While this prototype demonstrated that many of the design decisions made in Filibuster itself were correct, we also discovered several ways where we believe we need to modify Filibuster to support further, in-depth testing of database clients. One specific way is simulating different types of failures – not spurious faults – in Redis, based on the Redis method that is being called. We demonstrate this using an example below.

With respect to HTTP RPCs, whenever we want to inject a failure that doesn’t cause an exception, we can simply return an HTTP response back to the caller containing the associated status code to indicate failure. This is similar to GRPC as well: a single GRPC return type is provided and a status field set indicating the type of failure. However, with Redis, different return types are used depending on the Redis API used.

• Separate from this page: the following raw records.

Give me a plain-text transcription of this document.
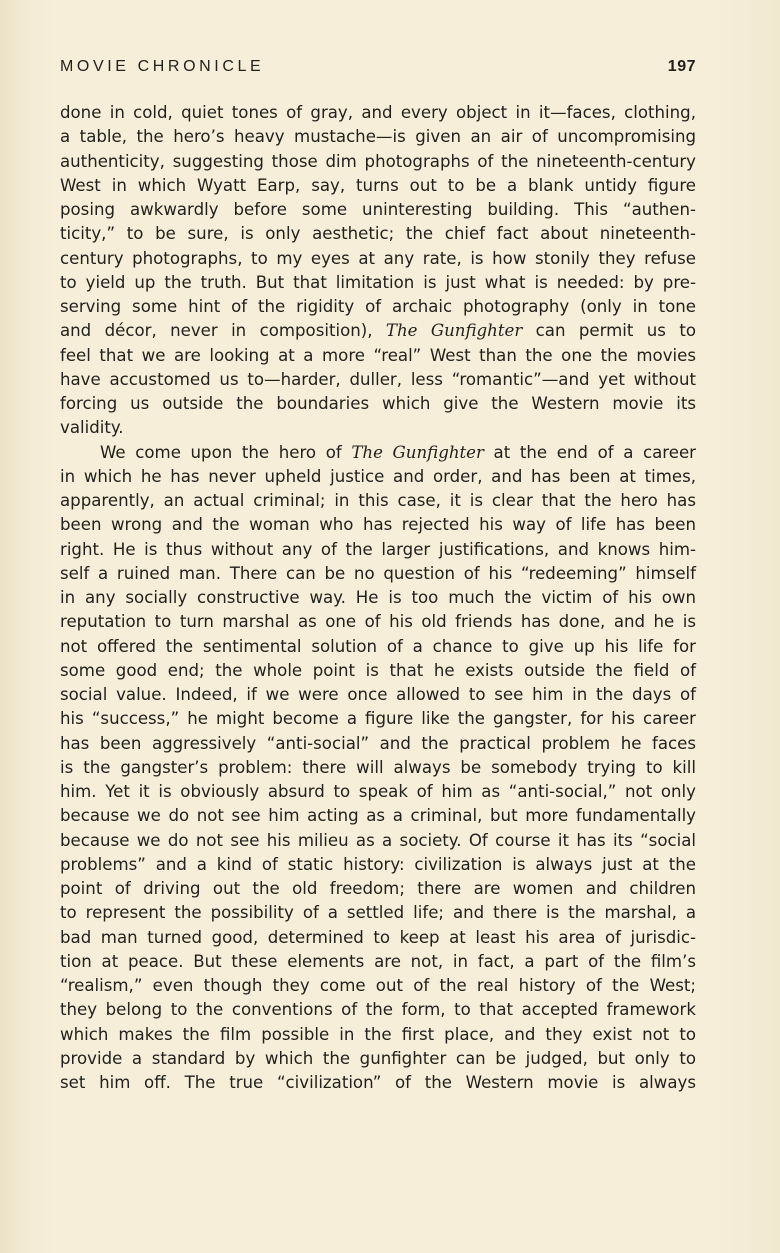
MOVIE CHRONICLE	197
done in cold, quiet tones of gray, and every object in it—faces, clothing,
a table, the hero’s heavy mustache—is given an air of uncompromising
authenticity, suggesting those dim photographs of the nineteenth-century
West in which Wyatt Earp, say, turns out to be a blank untidy figure
posing awkwardly before some uninteresting building. This “authen-
ticity,” to be sure, is only aesthetic; the chief fact about nineteenth-
century photographs, to my eyes at any rate, is how stonily they refuse
to yield up the truth. But that limitation is just what is needed: by pre-
serving some hint of the rigidity of archaic photography (only in tone
and décor, never in composition), The Gunfighter can permit us to
feel that we are looking at a more “real” West than the one the movies
have accustomed us to—harder, duller, less “romantic”—and yet without
forcing us outside the boundaries which give the Western movie its
validity.
We come upon the hero of The Gunfighter at the end of a career
in which he has never upheld justice and order, and has been at times,
apparently, an actual criminal; in this case, it is clear that the hero has
been wrong and the woman who has rejected his way of life has been
right. He is thus without any of the larger justifications, and knows him-
self a ruined man. There can be no question of his “redeeming” himself
in any socially constructive way. He is too much the victim of his own
reputation to turn marshal as one of his old friends has done, and he is
not offered the sentimental solution of a chance to give up his life for
some good end; the whole point is that he exists outside the field of
social value. Indeed, if we were once allowed to see him in the days of
his “success,” he might become a figure like the gangster, for his career
has been aggressively “anti-social” and the practical problem he faces
is the gangster’s problem: there will always be somebody trying to kill
him. Yet it is obviously absurd to speak of him as “anti-social,” not only
because we do not see him acting as a criminal, but more fundamentally
because we do not see his milieu as a society. Of course it has its “social
problems” and a kind of static history: civilization is always just at the
point of driving out the old freedom; there are women and children
to represent the possibility of a settled life; and there is the marshal, a
bad man turned good, determined to keep at least his area of jurisdic-
tion at peace. But these elements are not, in fact, a part of the film’s
“realism,” even though they come out of the real history of the West;
they belong to the conventions of the form, to that accepted framework
which makes the film possible in the first place, and they exist not to
provide a standard by which the gunfighter can be judged, but only to
set him off. The true “civilization” of the Western movie is always
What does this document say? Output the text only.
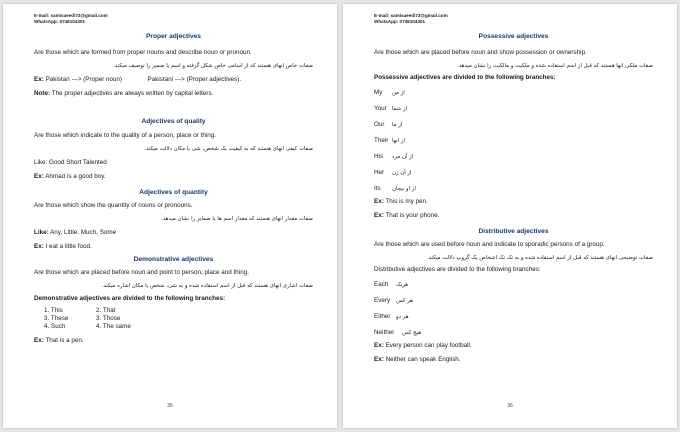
E-mail: samisaeedi73@gmail.com
WhatsApp: 0748104301
Proper adjectives

Are those which are formed from proper nouns and describe noun or pronoun.

صفات خاص انهای هستند که از اسامی خاص شکل گرفته و اسم یا ضمیر را توصیف میکند.

Ex: Pakistan ---> (Proper noun)	Pakistani ---> (Proper adjectives).

Note: The proper adjectives are always written by capital letters.

Adjectives of quality

Are those which indicate to the quality of a person, place or thing.

صفات کیفی انهای هستند که به کیفیت یک شخص، شی یا مکان دلالت میکند.

Like: Good Short Talented

Ex: Ahmad is a good boy.

Adjectives of quantity

Are those which show the quantity of nouns or pronouns.

صفات مقدار انهای هستند که مقدار اسم ها یا ضمایر را نشان میدهد.

Like: Any, Little, Much, Some

Ex: I eat a little food.

Demonstrative adjectives

Are those which are placed before noun and point to person, place and thing.

صفات اشاری انهای هستند که قبل از اسم استفاده شده و به شی، شخص یا مکان اشاره میکند.

Demonstrative adjectives are divided to the following branches:

1. This	2. That
3. These	3. Those
4. Such	4. The same

Ex: That is a pen.

35
E-mail: samisaeedi73@gmail.com
WhatsApp: 0748104301
Possessive adjectives

Are those which are placed before noun and show possession or ownership.

صفات ملکی انها هستند که قبل از اسم استفاده شده و ملکیت و مالکیت را نشان میدهد.

Possessive adjectives are divided to the following branches:

My	از من
Your از شما
Our	از ما
Their از انها
His	از آن مرد
Her	از آن زن
Its	از او بیجان

Ex: This is my pen.

Ex: That is your phone.

Distributive adjectives

Are those which are used before noun and indicate to sporadic persons of a group.

صفات توضیحی انهای هستند که قبل از اسم استفاده شده و به تک تک اشخاص یک گروپ دلالت میکند.

Distributive adjectives are divided to the following branches:

Each	هریک
Every	هر کس
Either	هر دو
Neither	هیچ کس

Ex: Every person can play football.

Ex: Neither can speak English.

36
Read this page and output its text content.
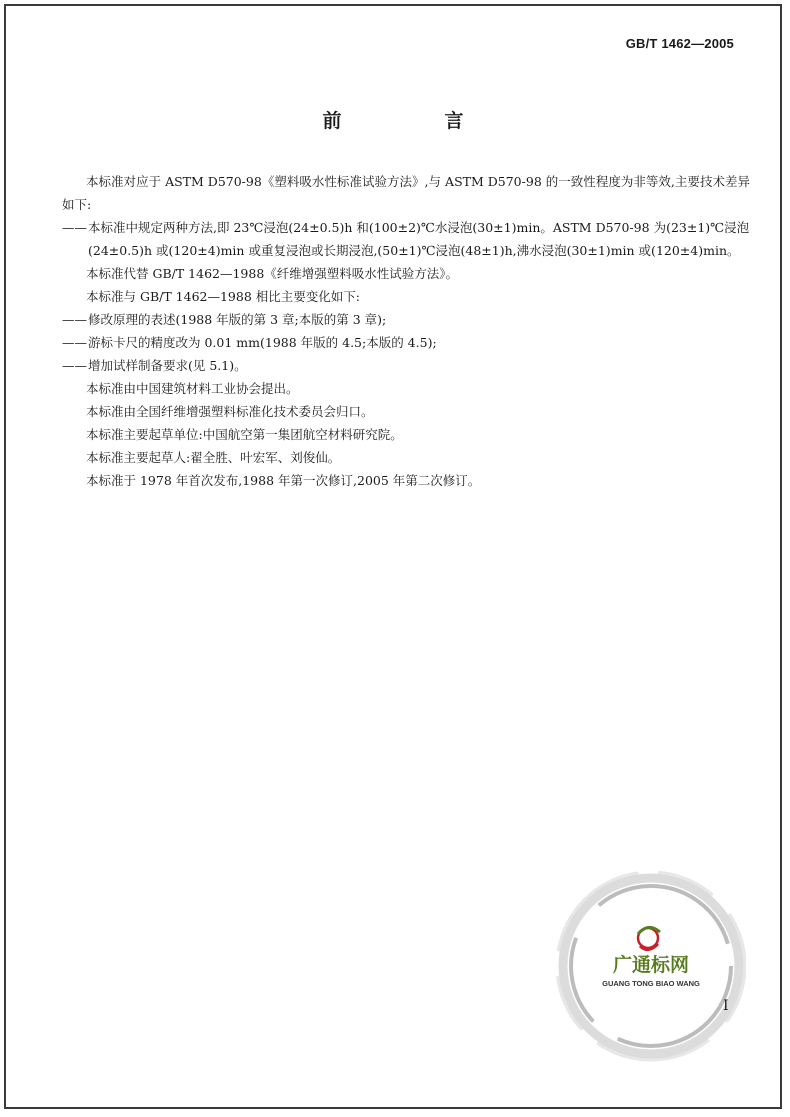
GB/T 1462—2005
前　言

本标准对应于 ASTM D570-98《塑料吸水性标准试验方法》,与 ASTM D570-98 的一致性程度为非等效,主要技术差异如下:

——本标准中规定两种方法,即 23℃浸泡(24±0.5)h 和(100±2)℃水浸泡(30±1)min。ASTM D570-98 为(23±1)℃浸泡(24±0.5)h 或(120±4)min 或重复浸泡或长期浸泡,(50±1)℃浸泡(48±1)h,沸水浸泡(30±1)min 或(120±4)min。

本标准代替 GB/T 1462—1988《纤维增强塑料吸水性试验方法》。

本标准与 GB/T 1462—1988 相比主要变化如下:

——修改原理的表述(1988 年版的第 3 章;本版的第 3 章);

——游标卡尺的精度改为 0.01 mm(1988 年版的 4.5;本版的 4.5);

——增加试样制备要求(见 5.1)。

本标准由中国建筑材料工业协会提出。

本标准由全国纤维增强塑料标准化技术委员会归口。

本标准主要起草单位:中国航空第一集团航空材料研究院。

本标准主要起草人:翟全胜、叶宏军、刘俊仙。

本标准于 1978 年首次发布,1988 年第一次修订,2005 年第二次修订。

广通标网
GUANG TONG BIAO WANG
I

For example, the hget method, which gets the value of a hash field, may return a different type of value than the sismember method, which determines whether a given value is a member of a set. The hget method can return strings, integers, or None, whereas the sismember method returns only 0 or 1 depending on whether the value is or is not a member of a set. If the user calls redis.hget(id), and the id does not exist in the database, then Redis will simply return None. However, if the user had instead called redis.sismember(set_name, id) for an id that didn’t exist, then the response would be 0 (i.e., False). Since what constitutes a failed response varies based on the Redis method called, we are exploring different ways Filibuster can simulate those failures. In doing so, we can expand the way the Filibuster tool interacts with microservice applications.

Through this work, we have extended Filibuster to support Python’s Redis library. In doing so, we have learned that it is feasible for Filibuster to be successfully extended to more languages and database implementations. At the same time, we raised interesting new questions and have found new directions for the Filibuster tool to grow in.